Il revient pour gagner le Tour
Lors de l’été 2008, Lance Armstrong décide de revenir à la compétition pour remporter un 8e Tour de France. Trois années ont passé mais sa réputation d’insatiable le précède toujours : il est toujours considéré comme le meilleur coureur du monde et une nouvelle domination sans partage – d’une ou deux années – est crainte. Mais il va atterrir dans la même équipe que son principal challenger, Alberto Contador, vainqueur des 3 Grands Tours à l’âge de 25 ans. L’Espagnol le battra sur les routes de juillet mais le Texan termine tout de même troisième de cette édition 2009, performance exceptionnelle pour un coureur ayant cessé toute activité de sportif de haut-niveau pendant si longtemps, et de surcroit loin d’avoir 20 ans.
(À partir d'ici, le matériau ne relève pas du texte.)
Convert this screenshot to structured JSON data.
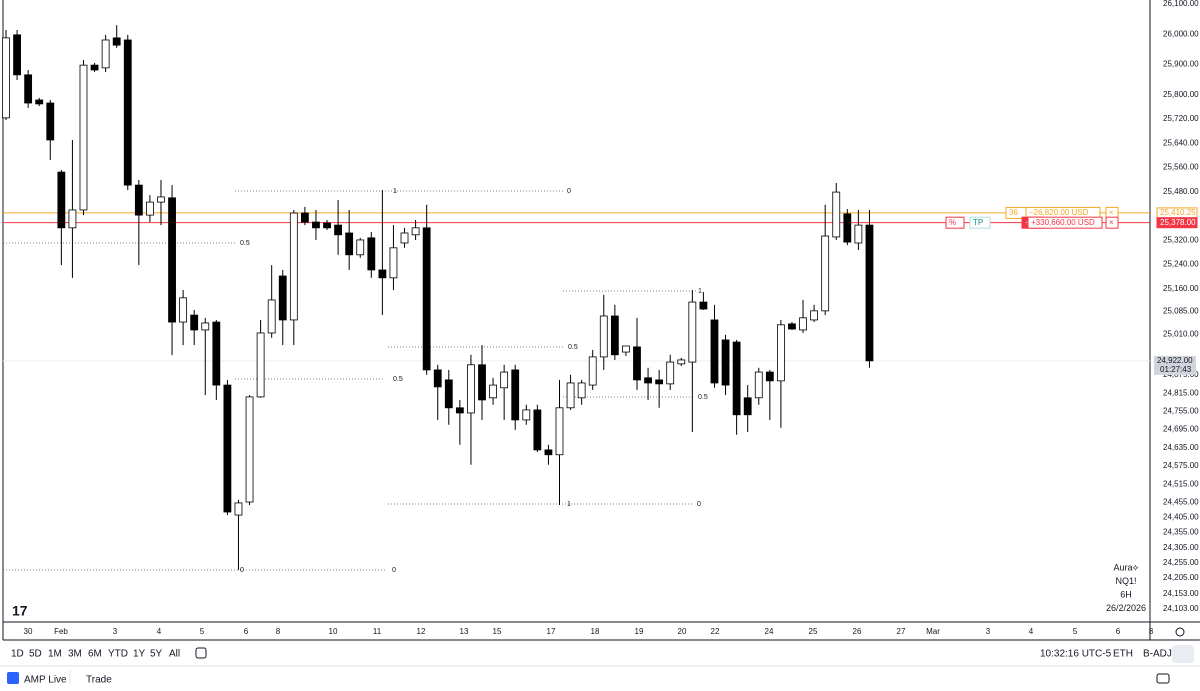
{
  "chart_data": {
    "type": "candlestick",
    "open": [
      25724,
      25998,
      25866,
      25783,
      25773,
      25545,
      25361,
      25420,
      25898,
      25889,
      25988,
      25981,
      25502,
      25403,
      25446,
      25460,
      25050,
      25073,
      25024,
      25050,
      24842,
      24413,
      24456,
      24803,
      25014,
      25202,
      25057,
      25410,
      25380,
      25377,
      25370,
      25344,
      25272,
      25328,
      25222,
      25196,
      25311,
      25338,
      25361,
      24892,
      24859,
      24767,
      24750,
      24909,
      24800,
      24833,
      24892,
      24727,
      24760,
      24628,
      24612,
      24767,
      24800,
      24842,
      24935,
      25070,
      24951,
      24968,
      24866,
      24859,
      24846,
      24912,
      24918,
      25116,
      25057,
      24991,
      24984,
      24800,
      24800,
      24885,
      24856,
      25044,
      25024,
      25057,
      25087,
      25331,
      25407,
      25311,
      25370
    ],
    "high": [
      26014,
      26014,
      25882,
      25790,
      25783,
      25552,
      25651,
      25915,
      25905,
      25998,
      26030,
      25998,
      25519,
      25469,
      25519,
      25502,
      25156,
      25090,
      25064,
      25057,
      24859,
      24463,
      24809,
      25057,
      25238,
      25222,
      25420,
      25430,
      25420,
      25387,
      25453,
      25420,
      25328,
      25347,
      25486,
      25370,
      25361,
      25387,
      25437,
      24909,
      24892,
      24793,
      24942,
      24974,
      24866,
      24909,
      24909,
      24777,
      24777,
      24645,
      24859,
      24876,
      24859,
      24958,
      25140,
      25107,
      24971,
      25064,
      24899,
      24892,
      24942,
      24932,
      25156,
      25149,
      25107,
      25008,
      24991,
      24842,
      24899,
      24892,
      25057,
      25050,
      25123,
      25107,
      25437,
      25509,
      25423,
      25420,
      25420
    ],
    "low": [
      25717,
      25849,
      25757,
      25763,
      25585,
      25238,
      25196,
      25403,
      25875,
      25875,
      25955,
      25486,
      25238,
      25380,
      25370,
      24941,
      24974,
      24974,
      24809,
      24793,
      24413,
      24232,
      24446,
      24800,
      24998,
      24974,
      24974,
      25370,
      25321,
      25354,
      25272,
      25222,
      25262,
      25196,
      25073,
      25156,
      25295,
      25321,
      24876,
      24727,
      24711,
      24645,
      24579,
      24727,
      24777,
      24727,
      24694,
      24711,
      24621,
      24579,
      24446,
      24760,
      24777,
      24826,
      24892,
      24925,
      24938,
      24826,
      24793,
      24767,
      24826,
      24905,
      24687,
      25090,
      24833,
      24809,
      24678,
      24687,
      24777,
      24727,
      24701,
      25024,
      25014,
      25050,
      25073,
      25321,
      25304,
      25288,
      24899
    ],
    "close": [
      25988,
      25866,
      25773,
      25770,
      25651,
      25361,
      25420,
      25898,
      25882,
      25981,
      25964,
      25502,
      25403,
      25446,
      25463,
      25050,
      25130,
      25024,
      25047,
      24842,
      24423,
      24453,
      24803,
      25014,
      25123,
      25057,
      25410,
      25380,
      25361,
      25361,
      25338,
      25272,
      25321,
      25222,
      25196,
      25295,
      25344,
      25361,
      24892,
      24836,
      24767,
      24750,
      24909,
      24793,
      24842,
      24885,
      24727,
      24760,
      24628,
      24612,
      24767,
      24849,
      24849,
      24935,
      25070,
      24942,
      24971,
      24859,
      24849,
      24846,
      24918,
      24925,
      25116,
      25093,
      24849,
      24842,
      24744,
      24744,
      24885,
      24856,
      25041,
      25027,
      25064,
      25087,
      25334,
      25479,
      25314,
      25370,
      24922
    ],
    "up_color": "#ffffff",
    "down_color": "#000000",
    "ylim": [
      24060,
      26113
    ],
    "yticks": [
      {
        "value": 26100,
        "label": "26,100.00"
      },
      {
        "value": 26000,
        "label": "26,000.00"
      },
      {
        "value": 25900,
        "label": "25,900.00"
      },
      {
        "value": 25800,
        "label": "25,800.00"
      },
      {
        "value": 25720,
        "label": "25,720.00"
      },
      {
        "value": 25640,
        "label": "25,640.00"
      },
      {
        "value": 25560,
        "label": "25,560.00"
      },
      {
        "value": 25480,
        "label": "25,480.00"
      },
      {
        "value": 25320,
        "label": "25,320.00"
      },
      {
        "value": 25240,
        "label": "25,240.00"
      },
      {
        "value": 25160,
        "label": "25,160.00"
      },
      {
        "value": 25085,
        "label": "25,085.00"
      },
      {
        "value": 25010,
        "label": "25,010.00"
      },
      {
        "value": 24875,
        "label": "24,875.00"
      },
      {
        "value": 24815,
        "label": "24,815.00"
      },
      {
        "value": 24755,
        "label": "24,755.00"
      },
      {
        "value": 24695,
        "label": "24,695.00"
      },
      {
        "value": 24635,
        "label": "24,635.00"
      },
      {
        "value": 24575,
        "label": "24,575.00"
      },
      {
        "value": 24515,
        "label": "24,515.00"
      },
      {
        "value": 24455,
        "label": "24,455.00"
      },
      {
        "value": 24405,
        "label": "24,405.00"
      },
      {
        "value": 24355,
        "label": "24,355.00"
      },
      {
        "value": 24305,
        "label": "24,305.00"
      },
      {
        "value": 24255,
        "label": "24,255.00"
      },
      {
        "value": 24205,
        "label": "24,205.00"
      },
      {
        "value": 24153,
        "label": "24,153.00"
      },
      {
        "value": 24103,
        "label": "24,103.00"
      }
    ],
    "x_labels": [
      "30",
      "Feb",
      "3",
      "4",
      "5",
      "6",
      "8",
      "10",
      "11",
      "12",
      "13",
      "15",
      "17",
      "18",
      "19",
      "20",
      "22",
      "24",
      "25",
      "26",
      "27",
      "Mar",
      "3",
      "4",
      "5",
      "6",
      "8"
    ],
    "price_lines": [
      {
        "value": 25410.25,
        "label": "25,410.25",
        "color": "#f5a623",
        "tags": [
          "36",
          "−26,820.00 USD",
          "×"
        ]
      },
      {
        "value": 25378,
        "label": "25,378.00",
        "color": "#f23645",
        "tags": [
          "%",
          "TP",
          "−36",
          "+330,660.00 USD",
          "×"
        ]
      }
    ],
    "last_price": {
      "value": 24922,
      "label": "24,922.00",
      "countdown": "01:27:43"
    },
    "annotations": [
      "1",
      "0",
      "0.5",
      "0.5",
      "0",
      "0",
      "1",
      "0.5",
      "0.5",
      "1",
      "0"
    ],
    "legend": [
      "Aura⟡",
      "NQ1!",
      "6H",
      "26/2/2026"
    ]
  },
  "toolbar": {
    "ranges": [
      "1D",
      "5D",
      "1M",
      "3M",
      "6M",
      "YTD",
      "1Y",
      "5Y",
      "All"
    ],
    "time": "10:32:16 UTC-5",
    "session": "ETH",
    "adjust": "B-ADJ"
  },
  "footer": {
    "broker": "AMP Live",
    "trade": "Trade"
  }
}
En 2010, il se dit en meilleure condition, pas forcément capable de battre le Pistolero, qu’il juge plus fort que lui à de nombreux égards. On connait l’histoire : les deux coureurs sont mis dos-à-dos comme pour faire monter la pression en vue du Tour. Le duel est annoncé mais il n’a que peu de chances d’être à la hauteur des espérances. Alberto Contador, leader de la jeune garde, évolue un ton au dessus de son aîné et ceux qui ont pratiqué l’Armstrong de ses grandes années savent qu’il n’est plus le même. Moins détesté, passant même pour un mec cool aux yeux de gens qui le conspuaient 5 années plus tôt, LA a changé. Il se prépare mentalement à perdre, mais pour ce qui est de l’objectif podium, il semble plus que jamais dans la course.
Le clou est planté
Son prologue de Rotterdam va faire illusion : au départ, il est affuté comme rarement, et prend une 4e place prometteuse. C’est mieux que son entame monégasque de l’édition précédente. Lance Armstrong paraît alors capable de faire mieux que sa 3e place de 2009. Quand à Arenberg, il crève et se retrouve esseulé sur les pavés du Nord, perdant au final plus de deux minutes sur Andy Schleck et Cadel Evans, le Texan emploie cette métaphore étonnante: « Certains jours vous êtes le marteau, certains jours vous êtes le clou. Aujourd’hui j’étais le clou. Ok, j’ai maintenant largement le temps d’être le marteau. » Cinq jours plus tard, Armstrong-le-clou est planté sur les lacets du Col de la Ramaz.
Et là, moment quasi historique : la voilà, la fameuse défaillance que l’Américain avait fuit avec brio pendant 7 ans. Enfin, dirons certains ; lassés de constater que Lance Armstrong avait ce côté infaillible qui le déshumanisait vraiment. Il était revenu à la compétition pour s’offrir un 8e Tour de France, et finalement, il va offrir un visage tout autre. Celui d’un coureur âgé et impuissant. Deux chutes, une perte de temps considérable, le septuple vainqueur du Tour rallie ce dimanche Morzine-Avoriaz désabusé. Avant même l’ascension finale, le Boss lâche mentalement et ne fait même plus rouler ses boys. Dans la descente de la Ramaz, il discute avec eux ! Lance Armstrong ne gagnera plus le Tour de France. Il n’est plus le patron.